Une décision qui fait réagir. « C'est lamentable, extrêmement choquant, de voir que Danone abandonne le Nutri-Score lorsque les règles du jeu établies par des scientifiques ne lui plaisent plus », a réagi auprès de l'AFP Serge Hercberg, professeur de nutrition à l'université Sorbonne Paris Nord et concepteur du Nutri-Score. Non-membre du comité scientifique, il défend le travail de ces experts qui « travaillent ni pour faire plaisir aux industriels ni pour les pénaliser de façon gratuite mais uniquement en fonction de l'intérêt de la santé publique ».

Une « boussole pour élaborer nos nouvelles recettes »

L'entreprise Ecotone, propriétaire du fabricant de biscuits et boissons végétale Bjorg, avait été épinglée fin 2023 par l'association UFC-Que Choisir pour avoir fait disparaître le Nutri-Score de ses emballages juste avant le déploiement du nouvel algorithme. Ecotone s'est défendu, dans une réaction transmise à l'AFP, d'afficher depuis avril 2023 un « Planet-score » pour « sensibiliser » les clients à l'impact environnemental des produits. Le Nutri-score reste une « boussole pour élaborer nos nouvelles recettes » et reste disponible en ligne, précise l'entreprise, qui affirme que la part de ses produits notés A, B ou C reste « dans les mêmes ordres de grandeur » avec la nouvelle méthode de calcul.

La décision de Danone concerne uniquement ses yaourts à boire. Ceux-ci sont désormais considérés comme des boissons plutôt que des aliments et donc notamment comparés à l'eau, qui seule peut être classée A. Suivent le lait écrémé et demi-écrémé (B), puis le lait entier (C). Avec la révision de l'algorithme, Actimel, promu par le groupe comme un produit santé, passe de A ou B à D. Le yaourt à boire pour enfants Danonino plonge aussi à D, « comme une boisson soda sucrée », déplore le porte-parole, remarquant que le yaourt Danonino consommé à la cuillère « reste en B » avec « des valeurs nutritionnelles similaires ».

Distinction pertinente

Même si la quantité de sucres est équivalente, la distinction entre yaourt solide et à boire est « pertinente » pour le professeur Hercberg : le second est surtout pris en dehors des repas, comme « snack liquide », au risque d'amener « à une consommation importante chez les enfants et adolescents ». « Cela permet d'alerter le consommateur sur le fait que ces produits doivent être consommés de façon raisonnable », estime Serge Hercberg.

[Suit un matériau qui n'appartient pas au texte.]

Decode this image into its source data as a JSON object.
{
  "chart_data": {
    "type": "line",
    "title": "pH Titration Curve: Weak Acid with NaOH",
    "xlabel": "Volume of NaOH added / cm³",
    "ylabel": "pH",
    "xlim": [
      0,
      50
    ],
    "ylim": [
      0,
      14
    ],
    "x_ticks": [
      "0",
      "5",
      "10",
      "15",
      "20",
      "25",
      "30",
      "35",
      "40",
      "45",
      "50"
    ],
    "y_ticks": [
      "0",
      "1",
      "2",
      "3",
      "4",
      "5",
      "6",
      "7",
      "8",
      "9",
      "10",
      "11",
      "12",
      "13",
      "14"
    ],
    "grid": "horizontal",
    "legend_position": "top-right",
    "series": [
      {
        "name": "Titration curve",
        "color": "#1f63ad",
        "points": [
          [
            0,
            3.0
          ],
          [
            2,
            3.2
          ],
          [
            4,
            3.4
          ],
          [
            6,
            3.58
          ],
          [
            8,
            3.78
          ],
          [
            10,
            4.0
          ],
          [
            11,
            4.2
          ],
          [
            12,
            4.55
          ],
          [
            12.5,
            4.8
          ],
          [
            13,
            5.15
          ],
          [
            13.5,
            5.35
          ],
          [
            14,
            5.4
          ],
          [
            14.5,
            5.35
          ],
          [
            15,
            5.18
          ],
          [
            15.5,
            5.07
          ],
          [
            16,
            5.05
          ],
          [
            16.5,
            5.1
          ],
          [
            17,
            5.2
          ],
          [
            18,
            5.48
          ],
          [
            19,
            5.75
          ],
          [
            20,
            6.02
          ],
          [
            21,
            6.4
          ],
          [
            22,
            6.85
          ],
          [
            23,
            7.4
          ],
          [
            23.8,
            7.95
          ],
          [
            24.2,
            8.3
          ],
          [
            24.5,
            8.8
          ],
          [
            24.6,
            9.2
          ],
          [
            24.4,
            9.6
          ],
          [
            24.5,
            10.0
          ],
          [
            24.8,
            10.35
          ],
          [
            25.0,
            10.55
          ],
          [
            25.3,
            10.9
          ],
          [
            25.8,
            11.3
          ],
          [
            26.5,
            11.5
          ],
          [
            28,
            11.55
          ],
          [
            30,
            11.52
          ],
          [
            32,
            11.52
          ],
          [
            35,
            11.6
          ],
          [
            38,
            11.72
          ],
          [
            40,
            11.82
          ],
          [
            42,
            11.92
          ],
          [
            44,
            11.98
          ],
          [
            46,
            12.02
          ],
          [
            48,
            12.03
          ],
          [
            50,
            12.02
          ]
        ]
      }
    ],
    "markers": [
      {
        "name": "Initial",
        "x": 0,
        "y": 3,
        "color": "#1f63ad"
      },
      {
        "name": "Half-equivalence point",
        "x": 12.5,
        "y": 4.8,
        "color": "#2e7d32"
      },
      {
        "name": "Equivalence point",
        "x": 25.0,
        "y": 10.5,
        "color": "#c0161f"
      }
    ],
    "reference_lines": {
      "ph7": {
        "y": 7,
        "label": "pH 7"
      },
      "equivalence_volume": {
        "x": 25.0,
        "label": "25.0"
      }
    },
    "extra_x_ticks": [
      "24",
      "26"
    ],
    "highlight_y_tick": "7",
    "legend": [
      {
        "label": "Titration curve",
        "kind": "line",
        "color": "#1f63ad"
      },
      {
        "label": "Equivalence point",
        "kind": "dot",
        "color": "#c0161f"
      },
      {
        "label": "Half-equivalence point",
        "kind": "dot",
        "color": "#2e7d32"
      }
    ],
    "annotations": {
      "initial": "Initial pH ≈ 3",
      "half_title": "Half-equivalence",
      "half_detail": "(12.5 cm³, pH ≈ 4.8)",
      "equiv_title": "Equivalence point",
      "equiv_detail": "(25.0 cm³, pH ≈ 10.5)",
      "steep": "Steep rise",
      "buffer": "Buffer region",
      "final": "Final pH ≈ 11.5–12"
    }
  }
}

L'UFC-Que-Choisir dénonce « l'argumentaire pseudo-nutritionnel de Danone » et estime que l'épisode apporte « une nouvelle preuve que l'affichage du Nutri-Score sur la base du volontariat ne permet pas d'assurer la bonne information des consommateurs ». L'association de consommateurs Foodwatch a qualifié d'« inadmissible » la « marche arrière » de la multinationale française. « Que Danone ne nous fasse plus croire qu'elle se préoccupe de la santé des consommateurs », a tancé Audrey Morice, chargée de campagnes de l'organisation, dans une réaction transmise à l'AFP.

L'abandon du Nutri-Score sur les yaourts à boire « ne change rien à notre cap » axé sur les « produits santé » et « l'amélioration de la composition de nos produits », assure le porte-parole de Danone.